A hidden “backup heater” helps burn fat and boost metabolism

The results were published on September 17 nature.

Brown fat is unique because it converts energy (calories) from food into heat. Unlike white fat, which stores energy, or muscles use immediately, brown fat helps keep the body warm in cold environments. Exposure to cold can increase the amount of brown fat, and scientists have long suggested that activating it could support weight loss by increasing calorie burning.

“The pathway we identified could provide opportunities to target the energy expenditure side of the weight loss equation, which may make it easier for the body to burn more energy by helping brown fat produce more heat,” said lead author Irvan Lodhi, MD, professor of medicine in the Division of Endocrinology, Metabolism and Lipid Research at Washoe Medicine. “Boosting this type of metabolism can support weight loss or weight control in a way that is perhaps easier to maintain over time than with traditional diet and exercise. It’s a process that essentially wastes energy — which increases resting energy expenditure — but that’s a good thing if you’re trying to lose weight.”

Backup heater in brown fat

Until now, scientists have understood brown fat’s heat production mainly through mitochondria, the energy centers in cells. Mitochondria found in brown fat can switch from making fuel to generating heat through a molecule called uncoupling protein 1. However, studies have shown that mice lacking this protein are still able to burn energy and produce heat, suggesting another system at work.

New research identifies peroxisomes, small structures inside cells that process fat, as an alternative source of heat in brown fat. When exposed to cold, these peroxisomes multiply. This effect was stronger in mice whose mitochondria lacked uncoupling protein 1, suggesting that peroxisomes can intervene when mitochondria lose their ability to produce heat.

Lodhi and his team discovered that peroxisomes burn fuel and release heat through a process involving a protein called acyl-CoA oxidase 2 (ACOX2). Mice lacking ACOX2 in brown fat were less tolerant of cold, showed lower body temperatures after cold exposure, and had lower insulin sensitivity. When they were fed high-fat diets, they also gained more weight than conventional mice.

In contrast, mice genetically engineered to produce unusually high amounts of ACOX2 in brown fat showed increased heat production, better cold tolerance, and improved insulin sensitivity and weight control when fed the same high-fat diet.

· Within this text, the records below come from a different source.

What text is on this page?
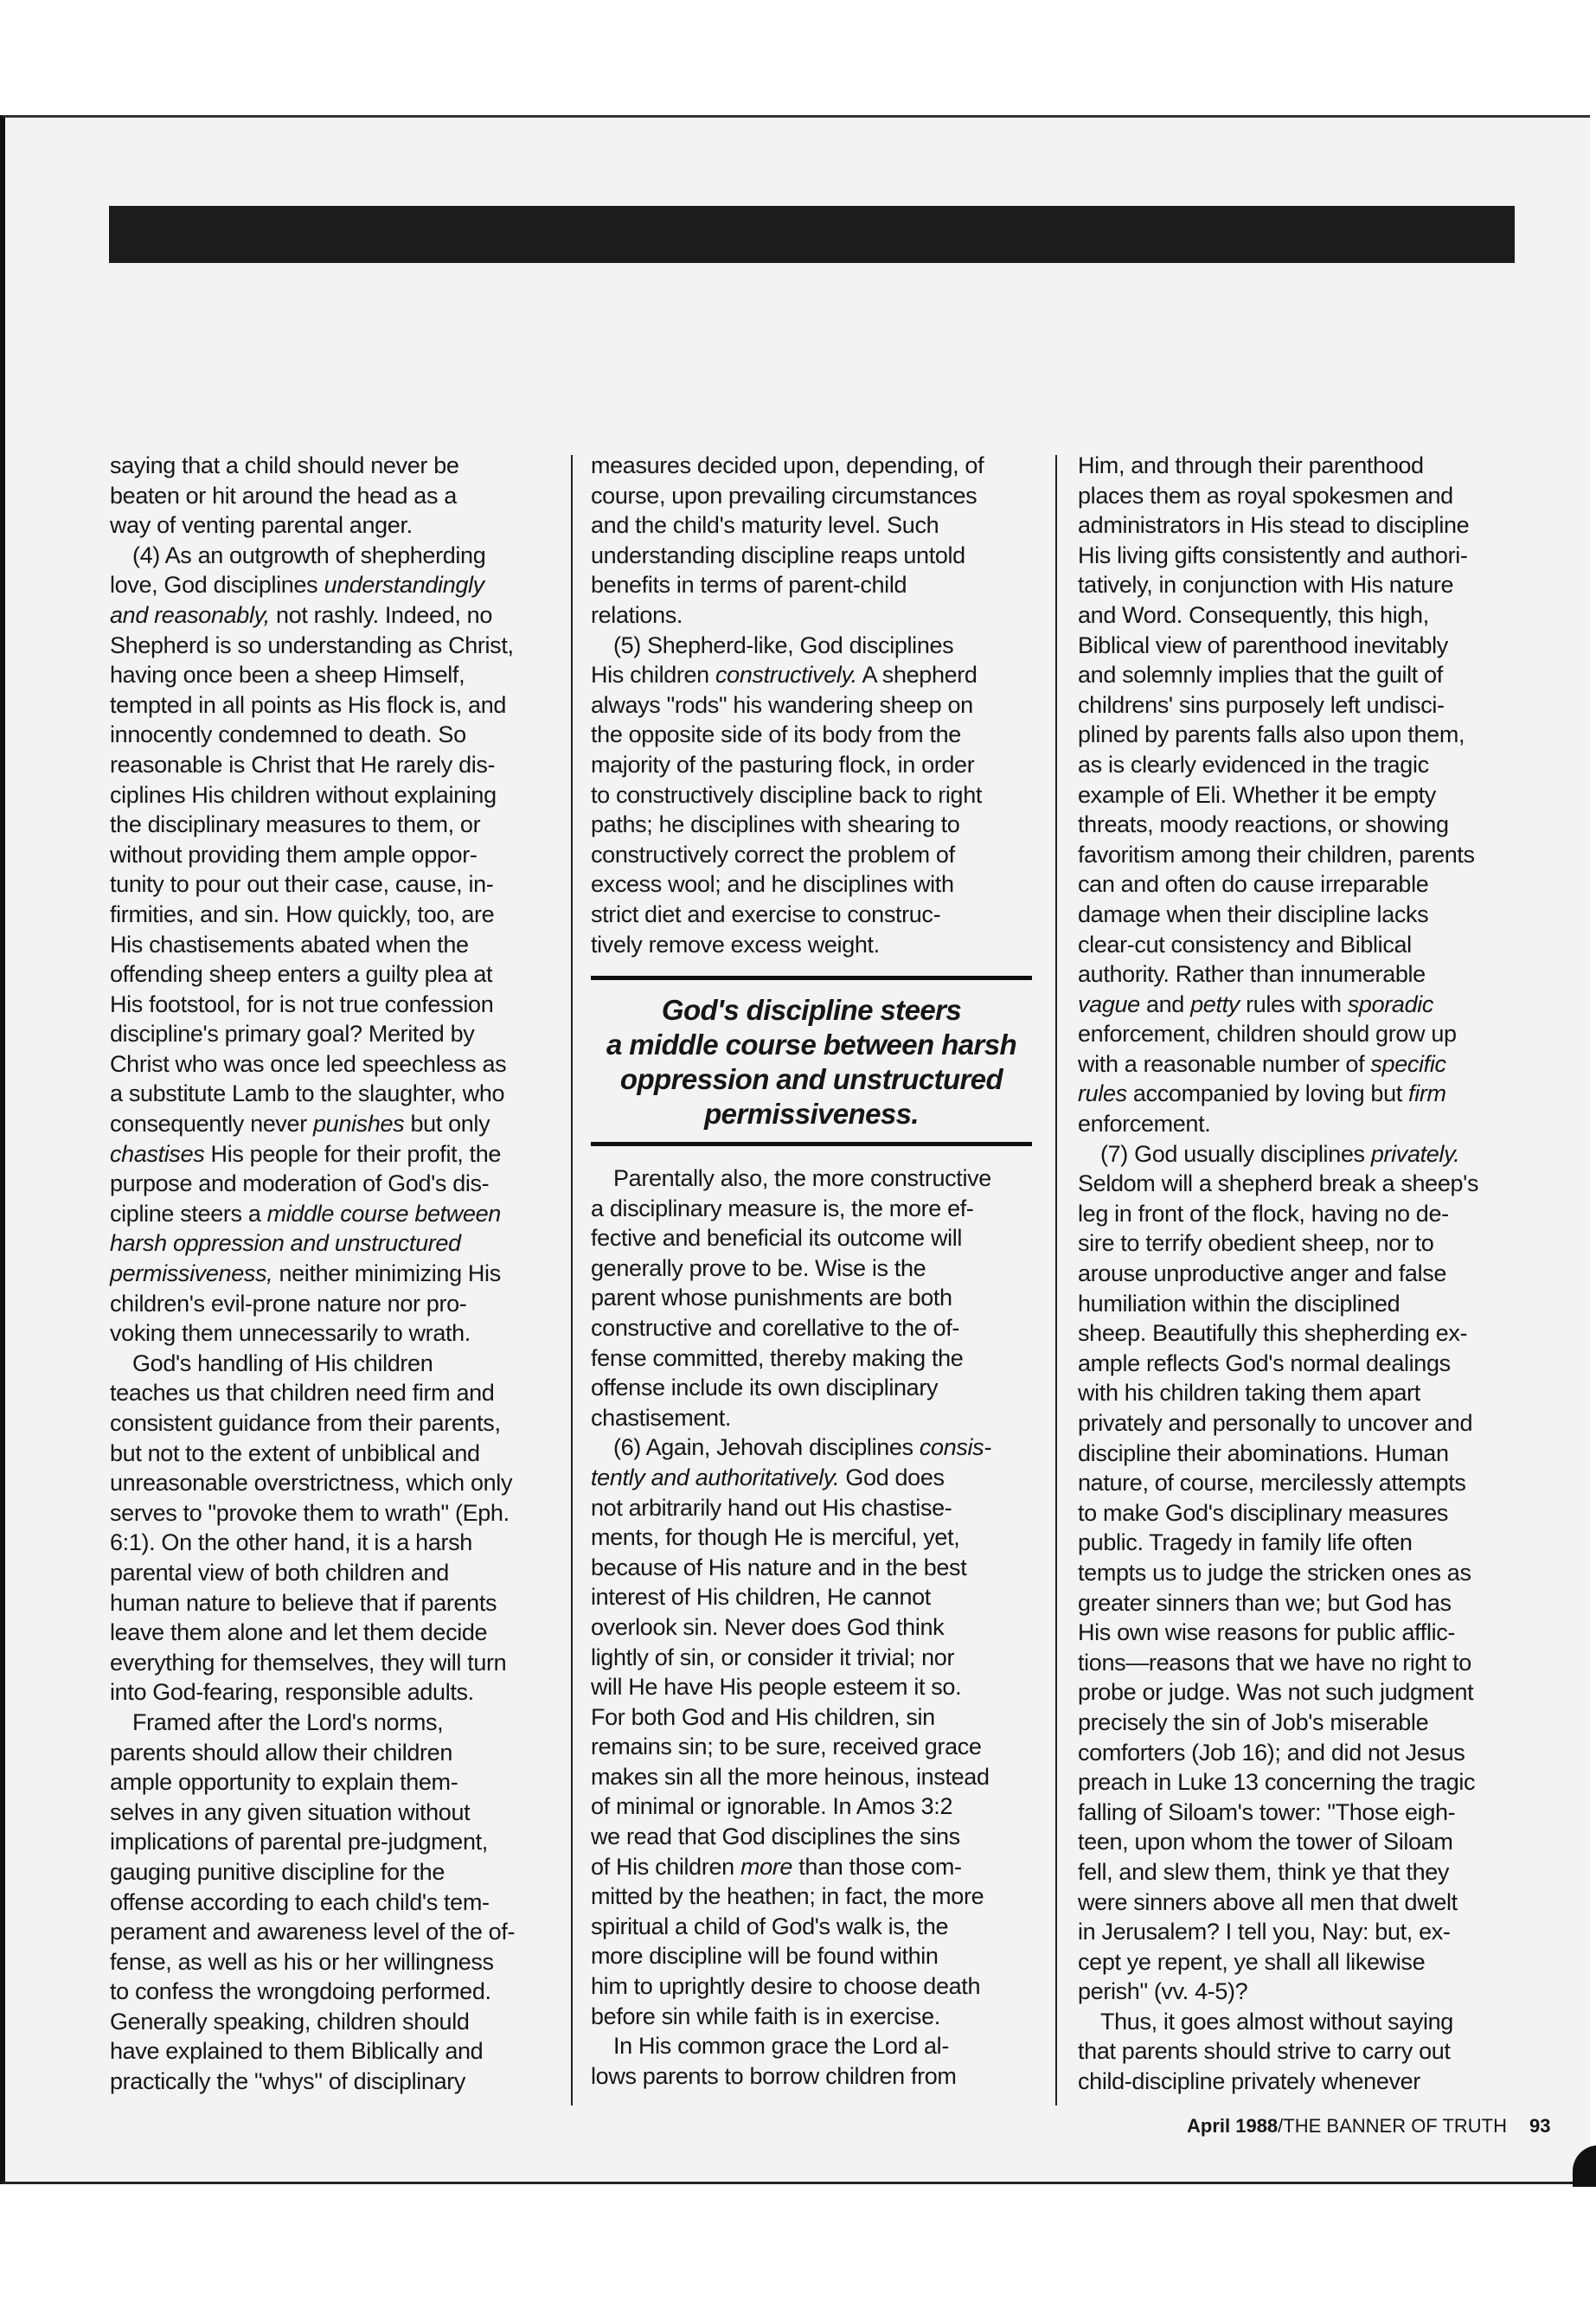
saying that a child should never be
beaten or hit around the head as a
way of venting parental anger.
(4) As an outgrowth of shepherding
love, God disciplines understandingly
and reasonably, not rashly. Indeed, no
Shepherd is so understanding as Christ,
having once been a sheep Himself,
tempted in all points as His flock is, and
innocently condemned to death. So
reasonable is Christ that He rarely dis-
ciplines His children without explaining
the disciplinary measures to them, or
without providing them ample oppor-
tunity to pour out their case, cause, in-
firmities, and sin. How quickly, too, are
His chastisements abated when the
offending sheep enters a guilty plea at
His footstool, for is not true confession
discipline's primary goal? Merited by
Christ who was once led speechless as
a substitute Lamb to the slaughter, who
consequently never punishes but only
chastises His people for their profit, the
purpose and moderation of God's dis-
cipline steers a middle course between
harsh oppression and unstructured
permissiveness, neither minimizing His
children's evil-prone nature nor pro-
voking them unnecessarily to wrath.
God's handling of His children
teaches us that children need firm and
consistent guidance from their parents,
but not to the extent of unbiblical and
unreasonable overstrictness, which only
serves to "provoke them to wrath" (Eph.
6:1). On the other hand, it is a harsh
parental view of both children and
human nature to believe that if parents
leave them alone and let them decide
everything for themselves, they will turn
into God-fearing, responsible adults.
Framed after the Lord's norms,
parents should allow their children
ample opportunity to explain them-
selves in any given situation without
implications of parental pre-judgment,
gauging punitive discipline for the
offense according to each child's tem-
perament and awareness level of the of-
fense, as well as his or her willingness
to confess the wrongdoing performed.
Generally speaking, children should
have explained to them Biblically and
practically the "whys" of disciplinary
measures decided upon, depending, of
course, upon prevailing circumstances
and the child's maturity level. Such
understanding discipline reaps untold
benefits in terms of parent-child
relations.
(5) Shepherd-like, God disciplines
His children constructively. A shepherd
always "rods" his wandering sheep on
the opposite side of its body from the
majority of the pasturing flock, in order
to constructively discipline back to right
paths; he disciplines with shearing to
constructively correct the problem of
excess wool; and he disciplines with
strict diet and exercise to construc-
tively remove excess weight.
Parentally also, the more constructive
a disciplinary measure is, the more ef-
fective and beneficial its outcome will
generally prove to be. Wise is the
parent whose punishments are both
constructive and corellative to the of-
fense committed, thereby making the
offense include its own disciplinary
chastisement.
(6) Again, Jehovah disciplines consis-
tently and authoritatively. God does
not arbitrarily hand out His chastise-
ments, for though He is merciful, yet,
because of His nature and in the best
interest of His children, He cannot
overlook sin. Never does God think
lightly of sin, or consider it trivial; nor
will He have His people esteem it so.
For both God and His children, sin
remains sin; to be sure, received grace
makes sin all the more heinous, instead
of minimal or ignorable. In Amos 3:2
we read that God disciplines the sins
of His children more than those com-
mitted by the heathen; in fact, the more
spiritual a child of God's walk is, the
more discipline will be found within
him to uprightly desire to choose death
before sin while faith is in exercise.
In His common grace the Lord al-
lows parents to borrow children from
Him, and through their parenthood
places them as royal spokesmen and
administrators in His stead to discipline
His living gifts consistently and authori-
tatively, in conjunction with His nature
and Word. Consequently, this high,
Biblical view of parenthood inevitably
and solemnly implies that the guilt of
childrens' sins purposely left undisci-
plined by parents falls also upon them,
as is clearly evidenced in the tragic
example of Eli. Whether it be empty
threats, moody reactions, or showing
favoritism among their children, parents
can and often do cause irreparable
damage when their discipline lacks
clear-cut consistency and Biblical
authority. Rather than innumerable
vague and petty rules with sporadic
enforcement, children should grow up
with a reasonable number of specific
rules accompanied by loving but firm
enforcement.
(7) God usually disciplines privately.
Seldom will a shepherd break a sheep's
leg in front of the flock, having no de-
sire to terrify obedient sheep, nor to
arouse unproductive anger and false
humiliation within the disciplined
sheep. Beautifully this shepherding ex-
ample reflects God's normal dealings
with his children taking them apart
privately and personally to uncover and
discipline their abominations. Human
nature, of course, mercilessly attempts
to make God's disciplinary measures
public. Tragedy in family life often
tempts us to judge the stricken ones as
greater sinners than we; but God has
His own wise reasons for public afflic-
tions—reasons that we have no right to
probe or judge. Was not such judgment
precisely the sin of Job's miserable
comforters (Job 16); and did not Jesus
preach in Luke 13 concerning the tragic
falling of Siloam's tower: "Those eigh-
teen, upon whom the tower of Siloam
fell, and slew them, think ye that they
were sinners above all men that dwelt
in Jerusalem? I tell you, Nay: but, ex-
cept ye repent, ye shall all likewise
perish" (vv. 4-5)?
Thus, it goes almost without saying
that parents should strive to carry out
child-discipline privately whenever
God's discipline steers
a middle course between harsh
oppression and unstructured
permissiveness.
April 1988/THE BANNER OF TRUTH 93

Using a fluorescent heat sensor they developed, the researchers found that when ACOX2 metabolizes certain fatty acids, brown fat cells become hotter. They also used an infrared thermal imaging camera to show that mice lacking ACOX2 produced less heat in brown fat.

While human bodies can synthesize these fatty acids, the molecules are also found in dairy products and human breast milk and are made by some gut microbes. This raises the possibility that a nutritional intervention based on these fatty acids — such as food, probiotics, or a “dietary” intervention — could enhance the heat production pathway and the beneficial effects it appears to have, Lodhi said. He and his colleagues are also investigating potential drug compounds that can directly activate ACOX2.

“Although our studies were conducted in mice, there is evidence to suggest that this pathway is relevant in humans,” Lodhi said. “Previous studies have found that individuals with higher levels of these fatty acids tend to have lower BMIs. But since association is not causal, our long-term goal is to test whether nutritional or other therapeutic interventions that increase levels of these fatty acids or that increase ACOX2 activity could be useful in connecting to the heat production pathway in peroxisomes and helping people to lose weight and improve their metabolic health.”

This work was supported by the National Institutes of Health (NIH), Grant Numbers R01DK133344, R01DK115867, R01DK132239, GM103422, T32DK007120, S10 OD032315, DK020579 and DK056341; And through the European Infrafrontier-I3 project funded by FP7. The content is solely the responsibility of the authors and does not necessarily represent the official views of the National Institutes of Health.

Lodhi and Liu are named in a provisional patent application filed by the University of Washington regarding targeting ACOX2 activation as a treatment for obesity and related metabolic diseases.